Yeah, that certainly works, and if you're disciplined it has the
advantage that your git history will always be clean and reliable.

The advantage of etckeeper is the PM hooks.  If you have uncommitted
changes in /etc when you run emerge it will just dump them all into an
auto-described commit so that you don't end up with a big pile of
modified files with no history.

If you always manually review all your changes and commit them
dutifully after every update, then I believe etckeeper should behave
as one big NOOP.  It really only kicks in if you're lazy about
committing your changes, to ensure that they don't pile up.  Then if
you have an issue you can at least look at the changes since the last
time you ran emerge, or the time before that, and so on.

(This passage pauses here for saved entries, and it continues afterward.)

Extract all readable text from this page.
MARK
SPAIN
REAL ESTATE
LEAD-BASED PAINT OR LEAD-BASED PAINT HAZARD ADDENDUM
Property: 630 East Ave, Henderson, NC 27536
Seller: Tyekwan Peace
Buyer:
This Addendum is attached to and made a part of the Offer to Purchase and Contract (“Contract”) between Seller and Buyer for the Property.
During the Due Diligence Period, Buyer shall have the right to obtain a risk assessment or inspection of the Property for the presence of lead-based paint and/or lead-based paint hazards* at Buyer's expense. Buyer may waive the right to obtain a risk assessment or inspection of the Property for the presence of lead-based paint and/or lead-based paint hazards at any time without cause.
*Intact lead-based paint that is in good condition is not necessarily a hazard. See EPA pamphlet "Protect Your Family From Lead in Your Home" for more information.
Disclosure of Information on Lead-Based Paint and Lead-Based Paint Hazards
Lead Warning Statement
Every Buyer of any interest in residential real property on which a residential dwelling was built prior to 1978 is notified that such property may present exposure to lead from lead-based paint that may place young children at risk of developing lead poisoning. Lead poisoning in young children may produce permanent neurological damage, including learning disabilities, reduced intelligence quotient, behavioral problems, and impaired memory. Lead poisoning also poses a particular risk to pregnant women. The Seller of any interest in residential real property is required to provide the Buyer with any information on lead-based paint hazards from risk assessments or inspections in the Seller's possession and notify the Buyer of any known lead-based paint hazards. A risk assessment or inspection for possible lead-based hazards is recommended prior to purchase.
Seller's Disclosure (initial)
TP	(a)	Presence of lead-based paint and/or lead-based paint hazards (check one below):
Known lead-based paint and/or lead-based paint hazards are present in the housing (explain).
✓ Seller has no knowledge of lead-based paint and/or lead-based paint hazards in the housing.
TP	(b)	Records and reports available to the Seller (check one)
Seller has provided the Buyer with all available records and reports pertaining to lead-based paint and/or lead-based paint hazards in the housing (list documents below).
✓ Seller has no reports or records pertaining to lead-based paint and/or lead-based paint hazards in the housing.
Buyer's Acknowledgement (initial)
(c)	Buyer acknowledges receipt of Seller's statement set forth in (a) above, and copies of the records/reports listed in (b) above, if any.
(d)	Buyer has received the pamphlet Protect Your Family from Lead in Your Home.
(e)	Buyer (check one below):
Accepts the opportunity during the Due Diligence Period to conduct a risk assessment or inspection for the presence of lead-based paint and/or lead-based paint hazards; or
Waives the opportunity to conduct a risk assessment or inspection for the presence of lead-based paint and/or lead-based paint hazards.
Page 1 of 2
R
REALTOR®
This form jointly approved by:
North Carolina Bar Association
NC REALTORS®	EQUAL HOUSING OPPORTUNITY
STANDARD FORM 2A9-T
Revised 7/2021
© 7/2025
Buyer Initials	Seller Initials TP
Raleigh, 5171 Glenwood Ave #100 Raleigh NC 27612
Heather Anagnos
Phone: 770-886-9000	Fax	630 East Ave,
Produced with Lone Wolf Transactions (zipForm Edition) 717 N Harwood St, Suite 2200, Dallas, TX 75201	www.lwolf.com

Personally I use a hybrid approach.  When I go deliberately modifying
config files I make my own clean commits with the stuff I know is
good.  Then I let etckeeper just merge in the daily cruft that I'm not
really intentionally touching anyway.  That means that the commits
with real descriptions are known-good, and the rest are
potentially-useful snapshots I can make use of if they work.  But,
this is all at home - I'd be more disciplined on a system I cared
about.  Well, then again on a system I cared about I'd probably be
using ansible or whatever and not upgrading in-place anyway.